If you’d told me even two years ago that I’d be gripped by a TV show focussing on the Royal Family I wouldn’t have believed it possible as, while I’m maybe not a full on republican, my general view of the Windsors of Buckingham Palace (and the rest) had been at best that they were a curious anachronism good for nothing but tourism (at a stretch) and at worst a drain on public resources.
The first two seasons of The Crown though, starting with the final days of King George V and spanning up to the early 1960s, with judicious flashbacks to cover events around Edward VIII and the childhood of both The Queen (Claire Foy) and Duke Of Edinburgh (Matt Smith), felt suitably historical to my just about Millennial eyes to be suitably distancing and like watching any well made and elaborate historical drama but with moments touching on things somewhat closer to home.

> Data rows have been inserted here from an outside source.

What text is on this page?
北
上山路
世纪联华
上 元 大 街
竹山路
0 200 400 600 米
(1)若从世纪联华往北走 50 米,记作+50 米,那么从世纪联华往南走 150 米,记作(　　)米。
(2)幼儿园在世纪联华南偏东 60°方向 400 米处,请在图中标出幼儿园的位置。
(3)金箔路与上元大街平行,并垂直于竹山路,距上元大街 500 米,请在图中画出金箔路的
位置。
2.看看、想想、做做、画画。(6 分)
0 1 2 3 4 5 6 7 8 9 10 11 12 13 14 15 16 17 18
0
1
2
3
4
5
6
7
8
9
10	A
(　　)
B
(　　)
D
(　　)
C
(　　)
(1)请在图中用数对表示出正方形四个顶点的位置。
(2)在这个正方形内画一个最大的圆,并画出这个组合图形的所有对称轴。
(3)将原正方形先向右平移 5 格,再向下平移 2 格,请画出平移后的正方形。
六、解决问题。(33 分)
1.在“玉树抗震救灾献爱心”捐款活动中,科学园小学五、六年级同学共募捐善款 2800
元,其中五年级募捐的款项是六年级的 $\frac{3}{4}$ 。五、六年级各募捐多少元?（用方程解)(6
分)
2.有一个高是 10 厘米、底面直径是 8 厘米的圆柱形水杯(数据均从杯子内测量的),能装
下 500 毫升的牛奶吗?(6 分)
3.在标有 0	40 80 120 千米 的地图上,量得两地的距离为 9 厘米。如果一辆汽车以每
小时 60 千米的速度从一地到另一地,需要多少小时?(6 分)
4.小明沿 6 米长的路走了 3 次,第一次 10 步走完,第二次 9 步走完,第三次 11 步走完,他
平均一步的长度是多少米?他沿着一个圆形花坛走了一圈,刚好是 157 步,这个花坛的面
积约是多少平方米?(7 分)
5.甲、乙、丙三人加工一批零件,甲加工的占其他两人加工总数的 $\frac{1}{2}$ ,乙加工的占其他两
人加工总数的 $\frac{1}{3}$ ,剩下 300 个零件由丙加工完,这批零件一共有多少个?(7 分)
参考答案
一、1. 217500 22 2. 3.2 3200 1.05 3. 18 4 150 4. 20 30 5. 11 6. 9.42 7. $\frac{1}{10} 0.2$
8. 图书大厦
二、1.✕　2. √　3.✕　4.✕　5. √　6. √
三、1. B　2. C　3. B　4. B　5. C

Combined with that the performances of the main cast were flawless and the history seemed as accurate as you were ever likely to get in a TV drama with the obvious extrapolations of life ‘behind closed doors’ having a real ring of truth.
Going in to season three, by necessity, a lot of that changed.
Most obviously the entire cast was replaced as we took the story up in the mid-1960s and going through (further than I expected) to the Silver Jubilee in 1977, so all the ‘characters’ were of course that bit older.
Along with this the time frame was instantly less historical and becoming ever more contemporary in feel.
Thankfully the new cast is, as with the first two seasons, pitch perfect.
Led by Olivia Colman as Queen Elizabeth, her introduction is handled expertly as we see her in silhouette and not in detail as she approves a new set of postage stamps and we see that well known profile which, from the off, embeds Colman as this almost Doctor Who-like character regeneration.
As the first episode, and then the series, goes on the rest of the cast is filled out in equally impressive fashion from the obvious like Helena Bonham Carter as Princess Margaret (who gets to go full crazy Bonham Carter as the series heads towards it climax) and Charles Dance as Lord Mountbatten with the less well known (to me at least) with Tobias Menzies’ Prince Phillip and Josh O’Connor as a Prince Charles particularly standing out.
Where this season really differs though, and it took me a while to get my head around it and I’m not sure how successful it is, comes with it’s pacing.
Obviously covering around fifteen years in ten rather than twenty episodes means the level of depth of detail is different, and in this regard it suddenly feels a lot more like a TV drama than a historical one with more narrative corner cutting and a lot more televisual cliche creeping in.
With this the episodes feel somewhat more disjointed and, while there are a few over arching threads, notably around Princess Margaret’s marriage and Prince Charles coming of age, as a whole it all feels a little more disjointed with the obvious things becoming far more the focus and a few of the dramatised sequences not having quite the same realness to them as in the past.
That said there are a few highlights.
Episode three, which looks at the Aberfan Disaster and both the Royal and governmental reaction to it is (mostly) terrific and I suspect will act as a reminder, or maybe even introduction, to many of this horrific event and there’s no doubting that the reactions to it shown, while historical, also show a reflection of class divisions seen today.
Another is Tywysog Cymru that looks at Prince Charles investiture as Prince Of Wales and his time in Aberystwyth learning Welsh.
As well as being of particular interest to me as an alumnus of the same university, the inclusion of elements of the Welsh nationalist movement and linking it with Charles own personal views is both historically interesting and a clever narrative device — though has proved controversial to some.
While, across the other eight episodes, there are historically interesting sections it’s hard to avoid that, as it reaches its conclusion, the subject matter becomes a little more ‘tabloid’ and soap opera in its interests focusing on the stories that have dominated newspaper front pages for as long as I can remember around the marriages and relationships of the Royal Family rather than the, to me, more interesting aspects like how the Royal Family were supposedly used in genuine diplomatic ways.
Also it feels like it wants to comment on modern politics, and certain elements do begin to, but it never quite goes all the way even though there is a lot it could say given a lot of the issues being raised today are a rehashing of those being dealt with then.
Ultimately then season three of The Crown may be a slightly different to the precursors, and maybe not quite as successful as a whole, but it still remains a gripping journey through the history of the UK in the later section of the mid-twentieth century taken from a unique perspective.